Target: Aiming at apparel - Cover Story - Special Supplement Discount Store News: AM

Discount Store News, Dec 9, 1991

Value. That's been the buzzword of the apparel business for several years. Yet the term doesn't necessarily denote a single merchandising strategy. Dayton Hudson Corporation's Target division has a unique approach to giving its customers the biggest bang for their bucks.

At a time when many discounters and department stores are turning to the security and marketing appeal of national brands, Target continues to emphasize its private labels. But this strategy isn't designed solely to produce belowbrand prices. In fact, Target's own Merona and Sostanza labels represent some of the store's highest apparel price points.

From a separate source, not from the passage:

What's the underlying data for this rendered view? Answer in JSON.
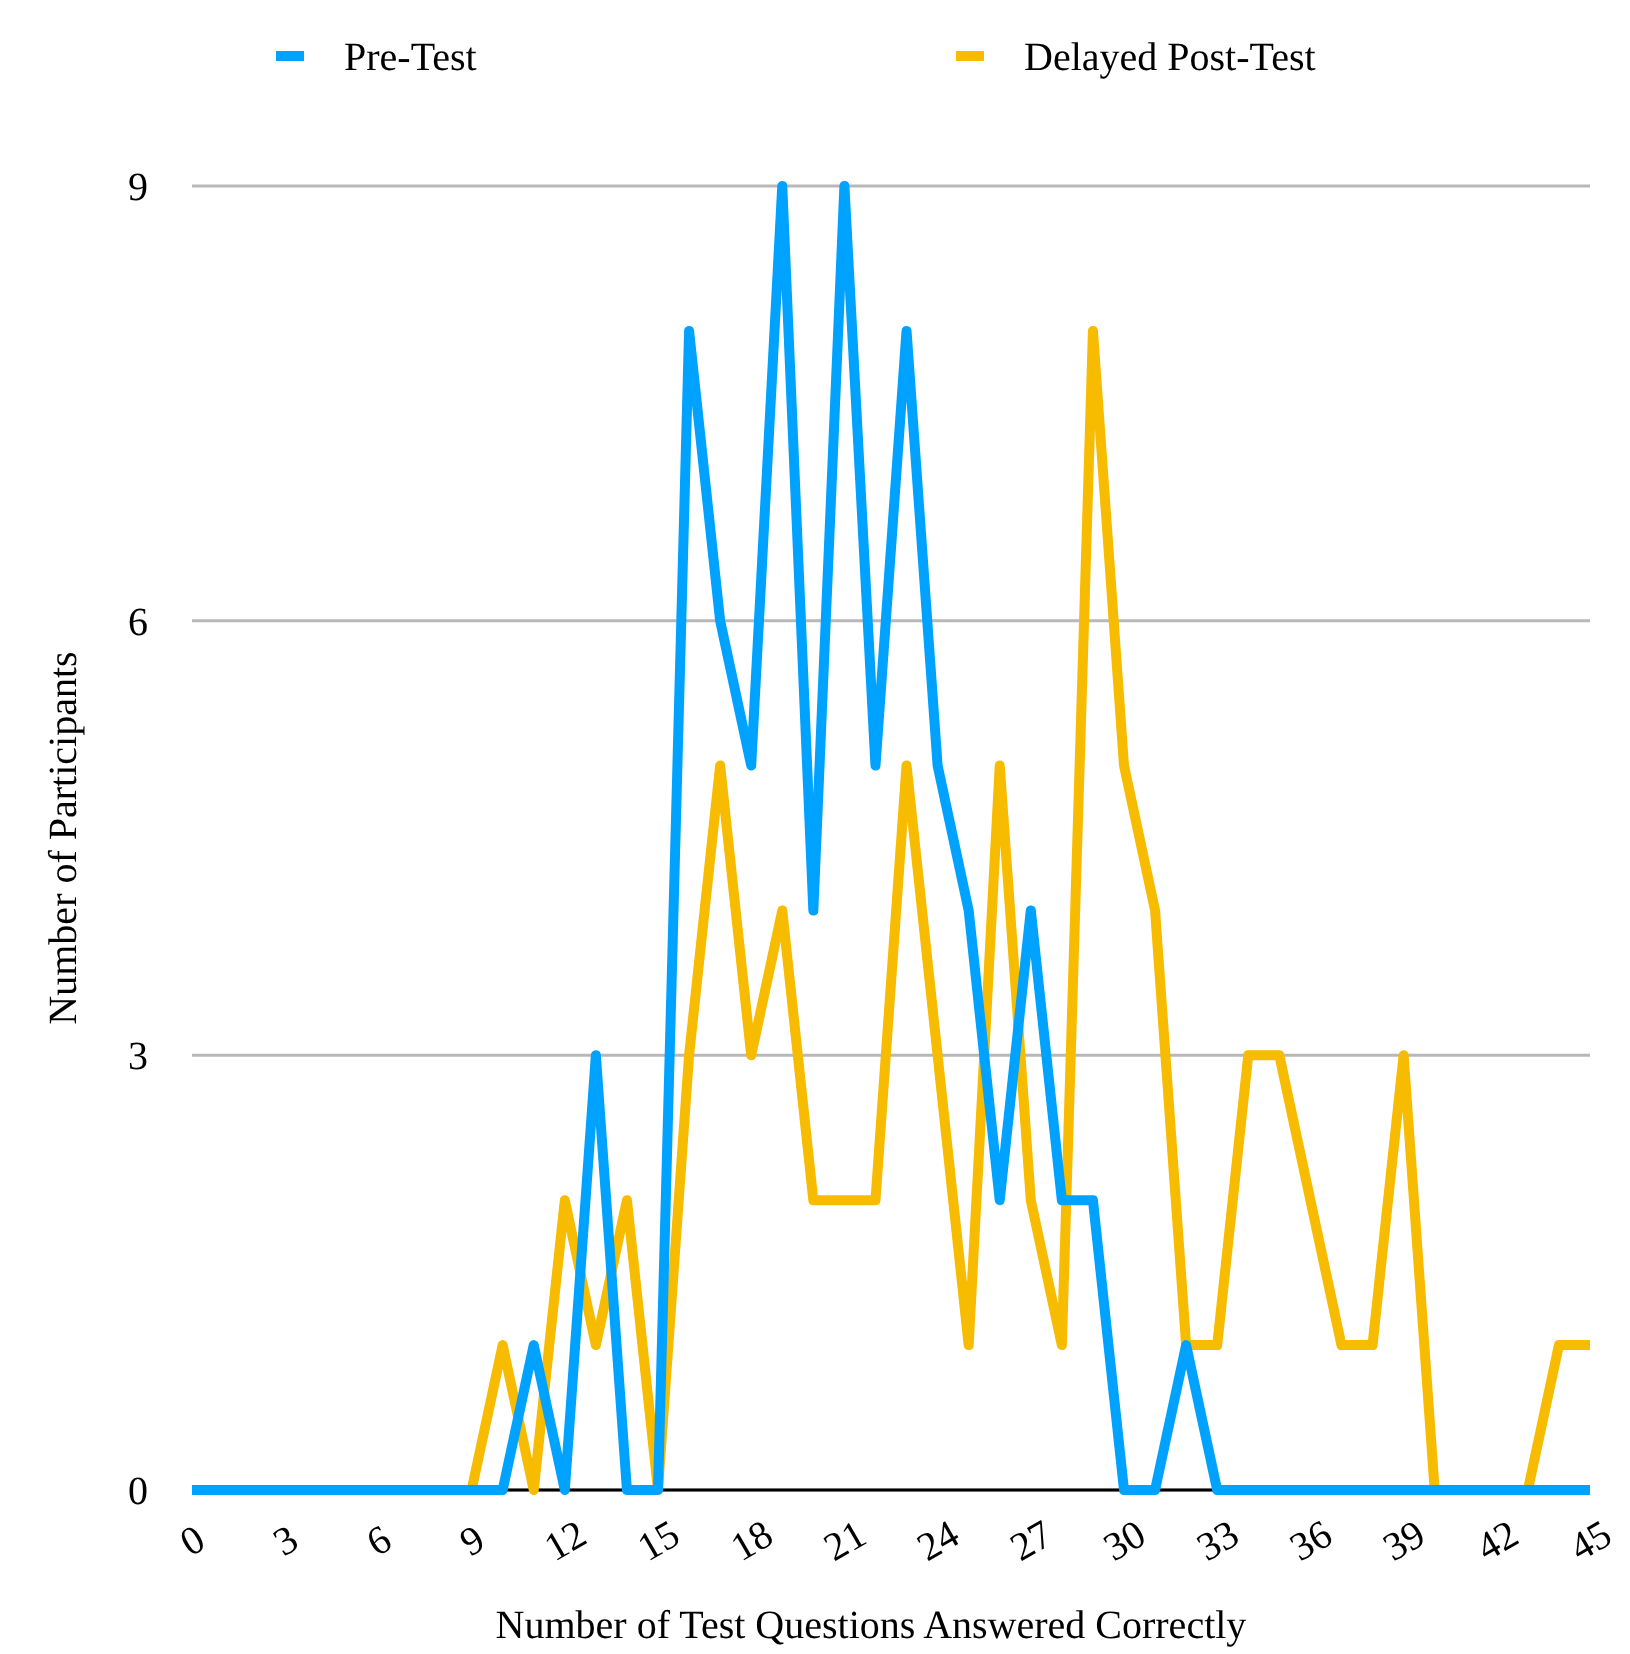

The thinking behind this game plan isn't hard to understand. Target's executives reason that if buyers work with the company's trend merchandisers and quality assurance personnel to develop and produce fashionable, well-made garments that can be priced below comparable items sold at department stores or specialty operations like The Gap and The Limited, customers will beat a path to the door.

This basic approach is backed up by a heavy sprinkling of brands, but unlike most of its competitors, the store is generally unwilling to install vendor "shops" within its doors.

Target's strategies of intensive product development, value pricing, niche marketing and carrying brands in areas where they count was evident when it opened 22 new stores on a single day in October.

The company's apparel formula has thus far been successful, but a question looms. Now that Warren Feldberg, the Harvard MBA and Bloomingdale's alumnus, who most recently served as Target's president and senior apparel merchandising strategist, has jumped ship to join Marshalls as ceo, will the equation still add up?